Although a relatively high-current battery may be desirable for adequate vehicle performance, care should be taken when charging such a battery to avoid short circuits or other malfunctions in the battery charging circuit that could result in the battery delivering current, and especially high current, back into the battery charging circuit. The potential for such backflow current makes it desirable to provide protection within the charging circuit to protect against short circuits or other damage to the charging assembly.
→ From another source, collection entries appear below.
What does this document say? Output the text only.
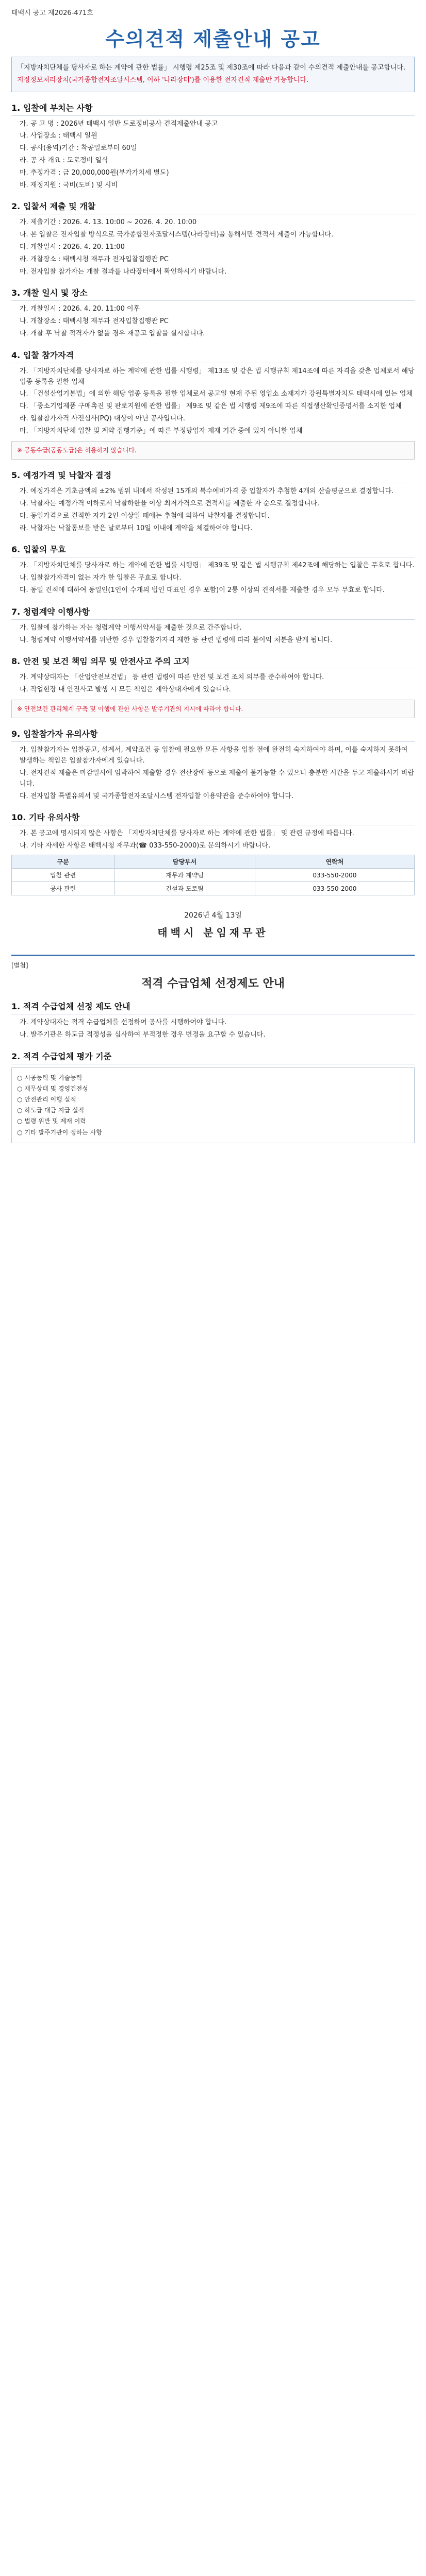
태백시 공고 제2026-471호
수의견적 제출안내 공고
「지방자치단체를 당사자로 하는 계약에 관한 법률」 시행령 제25조 및 제30조에 따라 다음과 같이 수의견적 제출안내를 공고합니다.
지정정보처리장치(국가종합전자조달시스템, 이하 '나라장터')를 이용한 전자견적 제출만 가능합니다.
1. 입찰에 부치는 사항
가. 공 고 명 : 2026년 태백시 일반 도로정비공사 견적제출안내 공고
나. 사업장소 : 태백시 일원
다. 공사(용역)기간 : 착공일로부터 60일
라. 공 사 개요 : 도로정비 일식
마. 추정가격 : 금 20,000,000원(부가가치세 별도)
바. 재정지원 : 국비(도비) 및 시비
2. 입찰서 제출 및 개찰
가. 제출기간 : 2026. 4. 13. 10:00 ~ 2026. 4. 20. 10:00
나. 본 입찰은 전자입찰 방식으로 국가종합전자조달시스템(나라장터)을 통해서만 견적서 제출이 가능합니다.
다. 개찰일시 : 2026. 4. 20. 11:00
라. 개찰장소 : 태백시청 재무과 전자입찰집행관 PC
마. 전자입찰 참가자는 개찰 결과를 나라장터에서 확인하시기 바랍니다.
3. 개찰 일시 및 장소
가. 개찰일시 : 2026. 4. 20. 11:00 이후
나. 개찰장소 : 태백시청 재무과 전자입찰집행관 PC
다. 개찰 후 낙찰 적격자가 없을 경우 재공고 입찰을 실시합니다.
4. 입찰 참가자격
가. 「지방자치단체를 당사자로 하는 계약에 관한 법률 시행령」 제13조 및 같은 법 시행규칙 제14조에 따른 자격을 갖춘 업체로서 해당 업종 등록을 필한 업체
나. 「건설산업기본법」에 의한 해당 업종 등록을 필한 업체로서 공고일 현재 주된 영업소 소재지가 강원특별자치도 태백시에 있는 업체
다. 「중소기업제품 구매촉진 및 판로지원에 관한 법률」 제9조 및 같은 법 시행령 제9조에 따른 직접생산확인증명서를 소지한 업체
라. 입찰참가자격 사전심사(PQ) 대상이 아닌 공사입니다.
마. 「지방자치단체 입찰 및 계약 집행기준」에 따른 부정당업자 제재 기간 중에 있지 아니한 업체
※ 공동수급(공동도급)은 허용하지 않습니다.
5. 예정가격 및 낙찰자 결정
가. 예정가격은 기초금액의 ±2% 범위 내에서 작성된 15개의 복수예비가격 중 입찰자가 추첨한 4개의 산술평균으로 결정합니다.
나. 낙찰자는 예정가격 이하로서 낙찰하한율 이상 최저가격으로 견적서를 제출한 자 순으로 결정합니다.
다. 동일가격으로 견적한 자가 2인 이상일 때에는 추첨에 의하여 낙찰자를 결정합니다.
라. 낙찰자는 낙찰통보를 받은 날로부터 10일 이내에 계약을 체결하여야 합니다.
6. 입찰의 무효
가. 「지방자치단체를 당사자로 하는 계약에 관한 법률 시행령」 제39조 및 같은 법 시행규칙 제42조에 해당하는 입찰은 무효로 합니다.
나. 입찰참가자격이 없는 자가 한 입찰은 무효로 합니다.
다. 동일 견적에 대하여 동일인(1인이 수개의 법인 대표인 경우 포함)이 2통 이상의 견적서를 제출한 경우 모두 무효로 합니다.
7. 청렴계약 이행사항
가. 입찰에 참가하는 자는 청렴계약 이행서약서를 제출한 것으로 간주합니다.
나. 청렴계약 이행서약서를 위반한 경우 입찰참가자격 제한 등 관련 법령에 따라 불이익 처분을 받게 됩니다.
8. 안전 및 보건 책임 의무 및 안전사고 주의 고지
가. 계약상대자는 「산업안전보건법」 등 관련 법령에 따른 안전 및 보건 조치 의무를 준수하여야 합니다.
나. 작업현장 내 안전사고 발생 시 모든 책임은 계약상대자에게 있습니다.
※ 안전보건 관리체계 구축 및 이행에 관한 사항은 발주기관의 지시에 따라야 합니다.
9. 입찰참가자 유의사항
가. 입찰참가자는 입찰공고, 설계서, 계약조건 등 입찰에 필요한 모든 사항을 입찰 전에 완전히 숙지하여야 하며, 이를 숙지하지 못하여 발생하는 책임은 입찰참가자에게 있습니다.
나. 전자견적 제출은 마감일시에 임박하여 제출할 경우 전산장애 등으로 제출이 불가능할 수 있으니 충분한 시간을 두고 제출하시기 바랍니다.
다. 전자입찰 특별유의서 및 국가종합전자조달시스템 전자입찰 이용약관을 준수하여야 합니다.
10. 기타 유의사항
가. 본 공고에 명시되지 않은 사항은 「지방자치단체를 당사자로 하는 계약에 관한 법률」 및 관련 규정에 따릅니다.
나. 기타 자세한 사항은 태백시청 재무과(☎ 033-550-2000)로 문의하시기 바랍니다.
구분	담당부서	연락처
입찰 관련	재무과 계약팀	033-550-2000
공사 관련	건설과 도로팀	033-550-2000
2026년 4월 13일
태백시 분임재무관
[별첨]
적격 수급업체 선정제도 안내
1. 적격 수급업체 선정 제도 안내
가. 계약상대자는 적격 수급업체를 선정하여 공사를 시행하여야 합니다.
나. 발주기관은 하도급 적정성을 심사하여 부적정한 경우 변경을 요구할 수 있습니다.
2. 적격 수급업체 평가 기준
○ 시공능력 및 기술능력
○ 재무상태 및 경영건전성
○ 안전관리 이행 실적
○ 하도급 대금 지급 실적
○ 법령 위반 및 제재 이력
○ 기타 발주기관이 정하는 사항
A typical battery charging assembly for a battery-powered children's ride-on vehicle comprises a wall-mounted adapter, which contains a transformer and rectifier, a charger cord, and some sort of charging plug, probe or other connector that is adapted to electrically interconnect with the rechargeable battery of the ride-on vehicle. Such an adapter conventionally may include a circuit breaker that is designed to protect against excessive current draw from the AC wall outlet. However, it would be desirable to additionally offer protection against backflow current from the battery into the charging circuit.